R : Sans vouloir paraître omniscient, je ressentais déjà à l’époque instinctivement le sentiment que cet instrument était un outil de flicage, à plus ou moins grande échelle, de son détenteur. Et qu’au-delà, cela allait déstructurer nos vies, en plus d’être au service du Pouvoir, notamment économique. Force est de constater que le temps m’a tristement donné raison, que ce soit en théorie ou en pratique. Ce n’est peut-être pas le seul élément mais j’ai effectivement cette impression : à partir du moment où la téléphonie mobile est arrivée et que je ne suis pas monté à bord du joli réseau, je me suis retrouvé tel Robinson Crusoé sur un rocher de solitude. Je ne crois pas avoir justifié mon choix à l’époque, mais c’était tellement limpide que je ne ressentais pas le besoin de le faire.

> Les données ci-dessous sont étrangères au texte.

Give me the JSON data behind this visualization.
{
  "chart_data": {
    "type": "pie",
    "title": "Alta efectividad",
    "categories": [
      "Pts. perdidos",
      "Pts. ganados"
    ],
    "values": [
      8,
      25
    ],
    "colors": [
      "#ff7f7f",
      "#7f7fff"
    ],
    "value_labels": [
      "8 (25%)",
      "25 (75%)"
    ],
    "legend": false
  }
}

Q : On t’a vu avec un petit groupe lors du forum contre Center Parcs. Peux-tu nous présenter tes copains, que font-ils dans la vie, avez-vous une activité politique ?

R : Un apiculteur, un travailleur social, un maçon, un chômeur, un enseignant et un ouvrier ensemble, si je n’ai oublié personne, c’est forcément louche, n’est-ce pas ?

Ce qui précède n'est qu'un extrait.